Since Minister Burke allowed the emergency national Heritage Listing to lapse in December 2010 (two months after the Australian Heritage Council recommended a permanent listing), the Commonwealth is prevented by law from assessing matters related to National Heritage values. The current assessments are restricted to impacts on threatened species and threatened vegetation communities. Also, by allowing the listing to lapse, exploration activity such as clearing sites for drilling, costeaning and roading can proceed without assessment by the Commonwealth as exploration activity is exempt from the EPBC Act unless it occurs in a National Heritage Listed area.
5. “I won’t be rushed into a decision”
The original AHC recommendation was made in 2003 to shift the Tarkine National Estate to the new replacement National Heritage List. The formal nomination of the Tarkine for National Heritage listing was made in 2004. The Senate unanimously backed a motion calling on the Tarkine to be placed on the priority assessment list in 2007. The assessment of the Tarkine was due for completion in September 2009, but Minister Garrett granted a further 12 month extension to September 2010. As a consequence of this extension an Emergency National Heritage Listing was announced in December 2009 to allow interim protection while the AHC to competed it’s assessment. This also allowed the now withdrawn Tarkine Road Project to be assessed against impacts on National Heritage Values. In September 2010 the AHC recommended a 433,000 hectare National Heritage Listing (Minister Burke refused to release this report which was later leaked). December 2010 Minister Burke allowed the Emergency National Heritage Listing to lapse and requested the AHC commence a new assessment of the Tarkine. The Tarkine is the longest running assessment in the history of the National Heritage List.
Eight years after the nomination and nine years after the original AHC recommendation, the Minister has the gall to refer to rushing an assessment.
• TASMANIAN ECONOMY NEEDS SMART JOBS NOT MINING CATASTROPHES
Paul O’Halloran MP
Greens Member for Braddon
Wednesday, 21 November 2012
The Tasmanian Greens today urged all political and community leaders to unite to promote investment in conflict-free industries that rely on the Tarkine’s natural values, promote diversification of the economy and have the support of the whole community.
Greens Member for Braddon Paul O’Halloran MP said the “big is best” approach to development in the Tarkine was not the answer to create a robust economy capable of withstanding the highs and troughs of global market swings.
“It’s disappointing to see some political and community leaders naively try to turn back the clock to a time when the Tarkine was regarded as just a big quarry and logging coupe,” Mr O’Halloran.
“Respected economic commentators including Saul Eslake have made it clear that Tasmania’s future economic success lies in the production of highly differentiated goods and services for which customers will pay premium prices.”
“It’s the many small, clever job creating enterprises that will set Tasmania up to withstand the inevitable highs and lows of global markets, not an environmental catastrophe in the Tarkine.”
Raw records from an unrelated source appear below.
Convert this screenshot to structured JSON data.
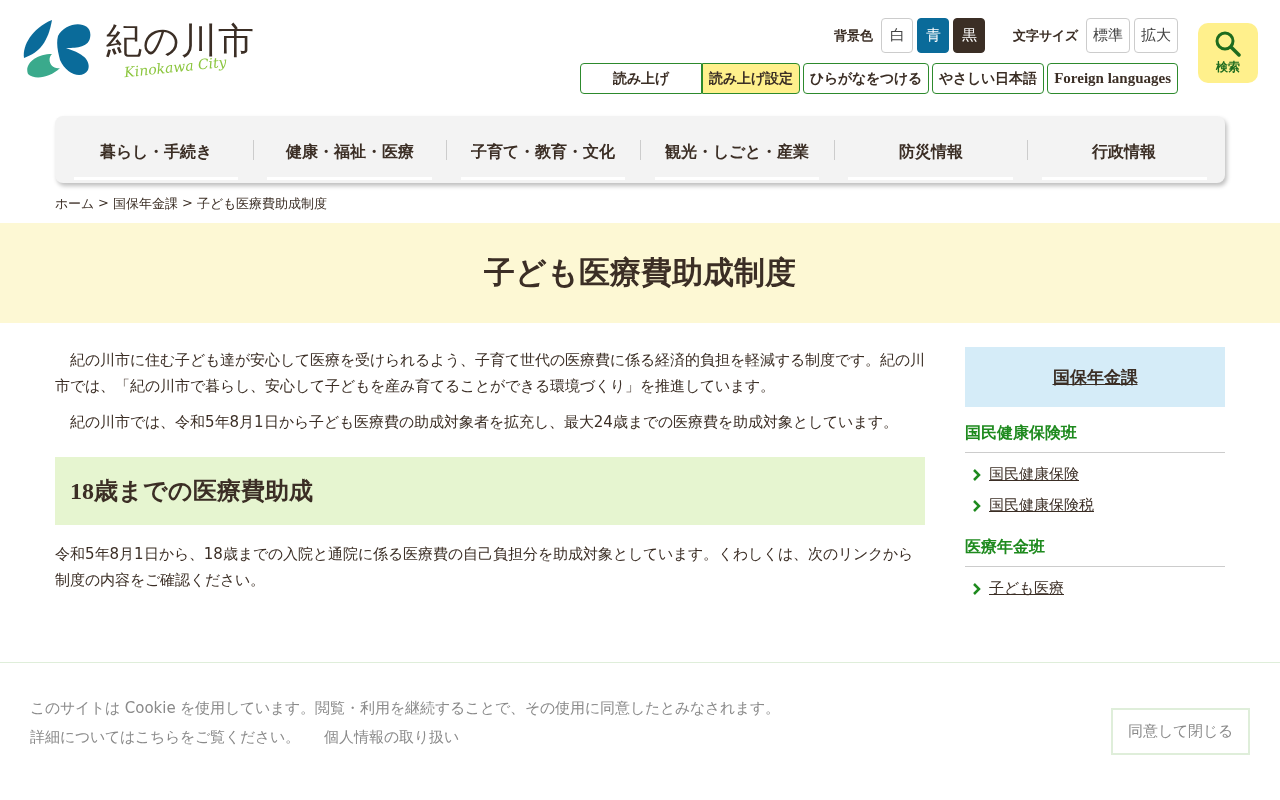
{
  "logo": {
    "name": "紀の川市",
    "sub": "Kinokawa City"
  },
  "bg_color": {
    "label": "背景色",
    "options": [
      {
        "label": "白",
        "selected": false
      },
      {
        "label": "青",
        "selected": true
      },
      {
        "label": "黒",
        "selected": false
      }
    ]
  },
  "font_size": {
    "label": "文字サイズ",
    "options": [
      {
        "label": "標準",
        "selected": false
      },
      {
        "label": "拡大",
        "selected": false
      }
    ]
  },
  "search_button": {
    "label": "検索"
  },
  "tools": [
    {
      "label": "読み上げ",
      "highlighted": false
    },
    {
      "label": "読み上げ設定",
      "highlighted": true
    },
    {
      "label": "ひらがなをつける",
      "highlighted": false
    },
    {
      "label": "やさしい日本語",
      "highlighted": false
    },
    {
      "label": "Foreign languages",
      "highlighted": false
    }
  ],
  "nav": [
    "暮らし・手続き",
    "健康・福祉・医療",
    "子育て・教育・文化",
    "観光・しごと・産業",
    "防災情報",
    "行政情報"
  ],
  "breadcrumb": [
    "ホーム",
    "国保年金課",
    "子ども医療費助成制度"
  ],
  "breadcrumb_separator": ">",
  "page_title": "子ども医療費助成制度",
  "paragraphs": [
    "紀の川市に住む子ども達が安心して医療を受けられるよう、子育て世代の医療費に係る経済的負担を軽減する制度です。紀の川市では、「紀の川市で暮らし、安心して子どもを産み育てることができる環境づくり」を推進しています。",
    "紀の川市では、令和5年8月1日から子ども医療費の助成対象者を拡充し、最大24歳までの医療費を助成対象としています。"
  ],
  "section": {
    "heading": "18歳までの医療費助成",
    "text": "令和5年8月1日から、18歳までの入院と通院に係る医療費の自己負担分を助成対象としています。くわしくは、次のリンクから制度の内容をご確認ください。"
  },
  "sidebar": {
    "title": "国保年金課",
    "groups": [
      {
        "heading": "国民健康保険班",
        "links": [
          "国民健康保険",
          "国民健康保険税"
        ]
      },
      {
        "heading": "医療年金班",
        "links": [
          "子ども医療"
        ]
      }
    ]
  },
  "cookie": {
    "message": "このサイトは Cookie を使用しています。閲覧・利用を継続することで、その使用に同意したとみなされます。",
    "details": "詳細についてはこちらをご覧ください。",
    "privacy_link": "個人情報の取り扱い",
    "accept": "同意して閉じる"
  }
}
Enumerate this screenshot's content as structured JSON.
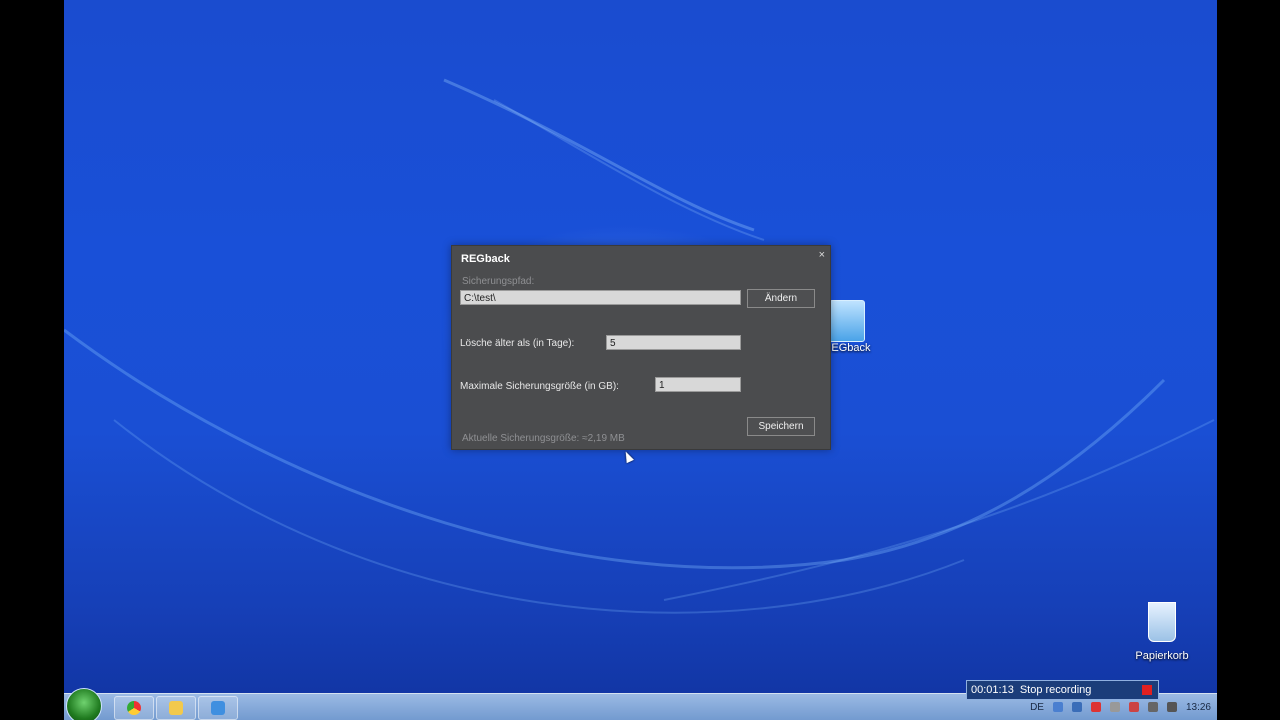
{
  "dialog": {
    "title": "REGback",
    "close_glyph": "×",
    "path_label": "Sicherungspfad:",
    "path_value": "C:\\test\\",
    "change_button": "Ändern",
    "delete_label": "Lösche älter als (in Tage):",
    "delete_value": "5",
    "maxsize_label": "Maximale Sicherungsgröße (in GB):",
    "maxsize_value": "1",
    "save_button": "Speichern",
    "current_size_label": "Aktuelle Sicherungsgröße:",
    "current_size_value": "≈2,19 MB"
  },
  "desktop_icons": [
    {
      "label": "REGback",
      "icon": "regback-app-icon"
    },
    {
      "label": "Papierkorb",
      "icon": "recycle-bin-icon"
    }
  ],
  "taskbar": {
    "pinned": [
      "start-orb",
      "chrome-icon",
      "explorer-folder-icon",
      "regback-taskbar-icon"
    ],
    "language": "DE",
    "clock": "13:26"
  },
  "recorder": {
    "timer": "00:01:13",
    "stop_label": "Stop recording"
  },
  "colors": {
    "dialog_bg": "#4b4c4e",
    "desktop_blue": "#1a4fd4",
    "record_red": "#e02020"
  }
}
“It is a sad and lazy approach which just seeks to exploit natural resources with much of the benefit being sucked out of the state and into the pockets of large off-shore businesses, leaving local communities struggling to clean up the mess.”
“Rather than take the effort to build diversified economies to address legitimate concerns over long term viability for regional communities, some people are taking the lazy option of dividing the community.”
“What we need is fresh thinking and an innovative and entrepreneurial approach to secure long term jobs and wealth into the future.”